Sure, I sit down and plot the basics out for each story before I get started. Otherwise I would be all over the place and nothing would make sense by the time my hero and heroine hooked up. Okay, so chaotic dating and unknown variables are how romance works in real life but not in romance books. What person’s life is plotted in real life and actually sticks to that plan and ends up happily-ever-after? Nobody that I know of.
Well, maybe Princess Diana, but we all know how that ended.

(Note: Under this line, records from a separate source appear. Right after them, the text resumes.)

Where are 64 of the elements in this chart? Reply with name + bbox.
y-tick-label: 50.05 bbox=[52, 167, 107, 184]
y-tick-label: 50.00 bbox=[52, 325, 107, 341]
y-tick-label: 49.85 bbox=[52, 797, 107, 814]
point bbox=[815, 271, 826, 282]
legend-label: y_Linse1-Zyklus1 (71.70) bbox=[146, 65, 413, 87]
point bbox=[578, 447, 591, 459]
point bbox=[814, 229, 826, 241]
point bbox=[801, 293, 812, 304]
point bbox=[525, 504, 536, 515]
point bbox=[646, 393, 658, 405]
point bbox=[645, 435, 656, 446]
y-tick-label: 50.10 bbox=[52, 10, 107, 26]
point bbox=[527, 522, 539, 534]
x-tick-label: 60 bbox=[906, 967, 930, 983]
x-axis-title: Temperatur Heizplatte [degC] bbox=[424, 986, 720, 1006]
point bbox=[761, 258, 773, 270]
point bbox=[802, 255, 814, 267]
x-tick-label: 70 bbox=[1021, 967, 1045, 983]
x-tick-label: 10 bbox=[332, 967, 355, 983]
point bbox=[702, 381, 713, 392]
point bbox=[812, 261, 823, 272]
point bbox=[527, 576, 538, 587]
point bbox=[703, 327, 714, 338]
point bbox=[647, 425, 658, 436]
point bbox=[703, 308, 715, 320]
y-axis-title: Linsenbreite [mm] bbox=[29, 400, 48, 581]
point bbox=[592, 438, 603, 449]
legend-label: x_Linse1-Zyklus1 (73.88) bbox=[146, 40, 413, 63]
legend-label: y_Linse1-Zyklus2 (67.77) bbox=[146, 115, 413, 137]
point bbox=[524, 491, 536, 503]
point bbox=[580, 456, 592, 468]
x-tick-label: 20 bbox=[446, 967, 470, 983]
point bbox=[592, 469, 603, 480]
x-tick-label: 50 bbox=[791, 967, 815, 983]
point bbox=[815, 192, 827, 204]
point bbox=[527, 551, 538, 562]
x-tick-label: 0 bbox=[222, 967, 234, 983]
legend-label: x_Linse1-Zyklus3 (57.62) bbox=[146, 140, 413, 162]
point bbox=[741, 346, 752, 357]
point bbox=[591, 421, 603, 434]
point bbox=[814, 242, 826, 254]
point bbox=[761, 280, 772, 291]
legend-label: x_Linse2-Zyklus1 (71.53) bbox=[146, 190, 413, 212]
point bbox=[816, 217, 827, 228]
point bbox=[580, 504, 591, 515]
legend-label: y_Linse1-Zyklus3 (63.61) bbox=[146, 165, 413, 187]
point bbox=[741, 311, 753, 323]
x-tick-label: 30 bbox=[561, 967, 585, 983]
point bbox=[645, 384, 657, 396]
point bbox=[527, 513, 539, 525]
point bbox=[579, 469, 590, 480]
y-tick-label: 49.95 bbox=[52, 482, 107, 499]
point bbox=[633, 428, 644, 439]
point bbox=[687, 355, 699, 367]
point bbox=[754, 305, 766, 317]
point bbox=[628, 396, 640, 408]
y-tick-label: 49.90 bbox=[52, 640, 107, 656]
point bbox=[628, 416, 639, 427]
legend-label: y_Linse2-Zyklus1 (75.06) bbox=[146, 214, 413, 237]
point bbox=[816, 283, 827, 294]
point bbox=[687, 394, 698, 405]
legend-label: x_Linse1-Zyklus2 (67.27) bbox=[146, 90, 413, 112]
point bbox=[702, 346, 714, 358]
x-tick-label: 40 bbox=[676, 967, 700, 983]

In the beginning, I draw up an outline to plot the general skeleton of my story – that’s about all the plotting that is involved. The rest is by the seat-of-my-pants. Literally. I never know what direction things are going to take and by the middle of the book, things have usually strayed so far off the original plan that it becomes a different story. And to make things really interesting, I may reach the middle of one book and actually throw the guts of another story into the mix. Believe me, I have lots of other stories waiting on the shelf to be written so their material is fair game for use in current plots.
I’m not so different from most of my other writer friends. We all have our personal styles of writing and study habits, but the bare bones of it is that we come up with an idea, we do a little – or a lot – of research, we have an idea of the direction we want the story to take, and then we start writing. Some of us map out the plot, some of us just store the idea in our heads and revise it as we go along. Whatever works.
Okay, confession time.
Maybe I am a little obsessive.
I have to plan things in life. I’m not real good about activities that are spontaneous, which goes against my issues with commitment. I don’t like to be tied down with certain responsibilities and expectations, but I am a very responsible person. It just has to be my idea and on my schedule.
If I were to look at other areas in my life, maybe I’d find some clues. When I go shopping I tend to park in the same general area – I always thought it was because it would be easier to find my car but maybe it’s some sort of a commitment. Have I plotted my actions ahead of time?
What about other areas of my life?
On work days, I get up at the same time every morning, after hitting the snooze exactly six times. It takes me the same time to get ready for work, the exact routine every morning, and I’m out the door the same time every morning.
Yikes! That sounds committed!
I clock in at work the same time, tackle the same projects each day, and clock out at the same time each day. My lunch hour is exactly noon to one o’clock.
Listed under the word “plot” in my thesaurus are such words as conspiracy, design, development, machination, plan, scheme, stratagem, diagram, graph, outline, and contrivance. In that same thesaurus under “spontaneous” (“pantzer” isn’t listed) are such words as automatic, casual, impulsive, instinctive, involuntary, unconscious, and unintentional.
This makes plotters seem like soldiers and pessimists, rigid and controlled, dedicated – nothing wrong with that. Pantzers are more optimistic and free spirited, flexible and intuitive – nothing wrong with that either.
I stick with my original assessment: plotting involves commitment, pantzing involves refusing to give in to commitment.
Now, what have I decided to call myself?
Where so I fall in the scheme of things?
That’s easy, I am a writer who plots by the seat of my pants! How’s that for commitment!